Uma História de Escassez
A história do aprendizado humano pode talvez ser melhor descrita em termos de falta de abundância ou escassez. Antes da invenção da imprensa, aptidão literária e aprendizagem eram situadas a serviço das elites seculares ou eclesiásticas dominantes. Textos seculares e sacros eram copiados a mão e armazenados em palácios imperiais ou escritórios monásticos para proteção, longe dos olhares indagantes. A difusão do conhecimento em uma era de tal escassez era necessariamente lenta e altamente controlada. Acesso ao conhecimento e aprendizagem era mediado por privilégios e posições sociais; aptidão literária era limitada e racionada devido às tecnologias prevalecentes (cópias feitas à mão e iluminação dos manuscritos) e por causa do desejo de se instituir um controle social.

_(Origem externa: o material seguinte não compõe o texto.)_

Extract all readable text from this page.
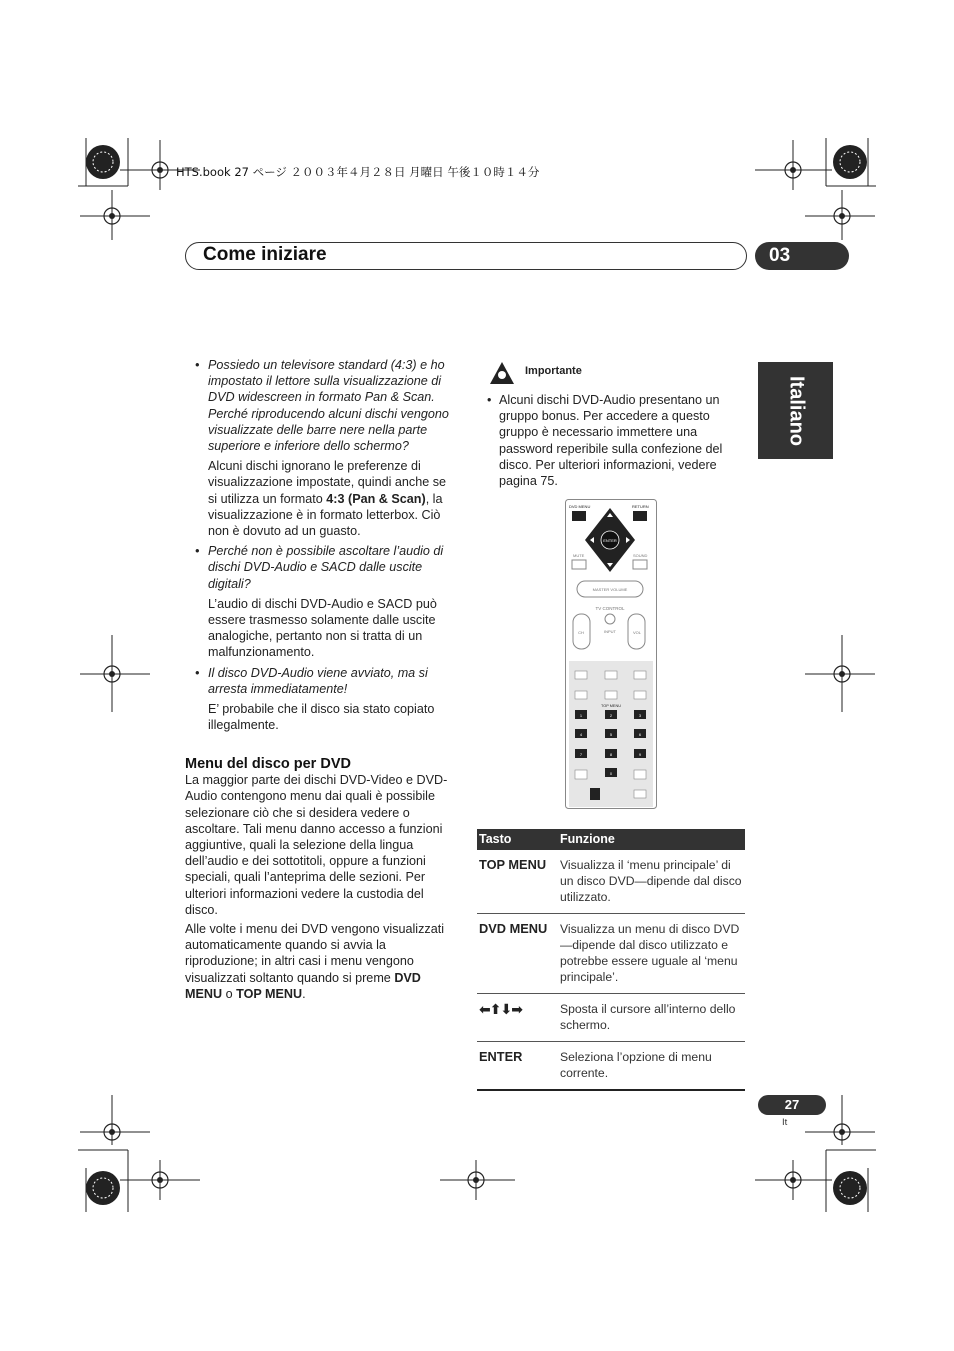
HTS.book 27 ページ ２００３年４月２８日 月曜日 午後１０時１４分
Come iniziare	03
Italiano
• Possiedo un televisore standard (4:3) e ho impostato il lettore sulla visualizzazione di DVD widescreen in formato Pan & Scan. Perché riproducendo alcuni dischi vengono visualizzate delle barre nere nella parte superiore e inferiore dello schermo?

Alcuni dischi ignorano le preferenze di visualizzazione impostate, quindi anche se si utilizza un formato 4:3 (Pan & Scan), la visualizzazione è in formato letterbox. Ciò non è dovuto ad un guasto.

• Perché non è possibile ascoltare l’audio di dischi DVD-Audio e SACD dalle uscite digitali?

L’audio di dischi DVD-Audio e SACD può essere trasmesso solamente dalle uscite analogiche, pertanto non si tratta di un malfunzionamento.

• Il disco DVD-Audio viene avviato, ma si arresta immediatamente!

E’ probabile che il disco sia stato copiato illegalmente.

Menu del disco per DVD

La maggior parte dei dischi DVD-Video e DVD-Audio contengono menu dai quali è possibile selezionare ciò che si desidera vedere o ascoltare. Tali menu danno accesso a funzioni aggiuntive, quali la selezione della lingua dell’audio e dei sottotitoli, oppure a funzioni speciali, quali l’anteprima delle sezioni. Per ulteriori informazioni vedere la custodia del disco.

Alle volte i menu dei DVD vengono visualizzati automaticamente quando si avvia la riproduzione; in altri casi i menu vengono visualizzati soltanto quando si preme DVD MENU o TOP MENU.

Importante
• Alcuni dischi DVD-Audio presentano un gruppo bonus. Per accedere a questo gruppo è necessario immettere una password reperibile sulla confezione del disco. Per ulteriori informazioni, vedere pagina 75.
DVD MENU	RETURN
ENTER
MUTE	SOUND
MASTER VOLUME
TV CONTROL
CH	VOL
INPUT
TOP MENU
1	2	3
4	5	6
7	8	9
0
Tasto	Funzione
TOP MENU	Visualizza il ‘menu principale’ di un disco DVD—dipende dal disco utilizzato.
DVD MENU	Visualizza un menu di disco DVD—dipende dal disco utilizzato e potrebbe essere uguale al ‘menu principale’.
⬅⬆⬇➡	Sposta il cursore all’interno dello schermo.
ENTER	Seleziona l’opzione di menu corrente.
27
It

A complexidade do domínio (e taxação) dos estados-nação necessitava a expansão do acesso educacional em aspectos seculares, criando um ambiente condutível para a construção dos grandes universidades européias em Bologna, Pisa, Oxford, Cambridge e Paris. Ainda, o controle social não deveria ser sacrificado e o acesso continuaria confinado aos (segundos e terceiros) filhos da elite dominante.
A invenção da imprensa por Johann Gutenberg no Século XV favoreceu a aptidão literária (acesso), a democratização do conhecimento e conseqüentemente diminui a autoridade política da igreja e do estado na Europa. Entre outras coisas, ao impacto dessa invenção na política econômica de escassez é creditado o surgimento da Reforma Protestante. A propagação da aptidão literária, através do crescimento de especialistas e recursos informacionais, também contribuiu indiretamente para a Revolução Francesa, a Revolução Americana e a difusão da idéia de democracia política na Europa Ocidental e no Novo Mundo.
A história da educação superior ocidental desde a Revolução Francesa tem sido dominada por pelo menos sete influências da época:
1. O ideal Jeffersoniano que igualou educação superior com cidadania efetiva e a viabilização do sistema democrático de governo.
2. O Ato U.S. Morrill de 1862 garantindo espaço federal (terra) para os estados dos E.U.A. criarem universidades públicas que deveriam admitir gratuitamente estudantes para estudos das artes mecânicas (engenharia) e de agricultura (Canadá e alguns países europeus e do Commonwealth adotaram variações dessa legislação).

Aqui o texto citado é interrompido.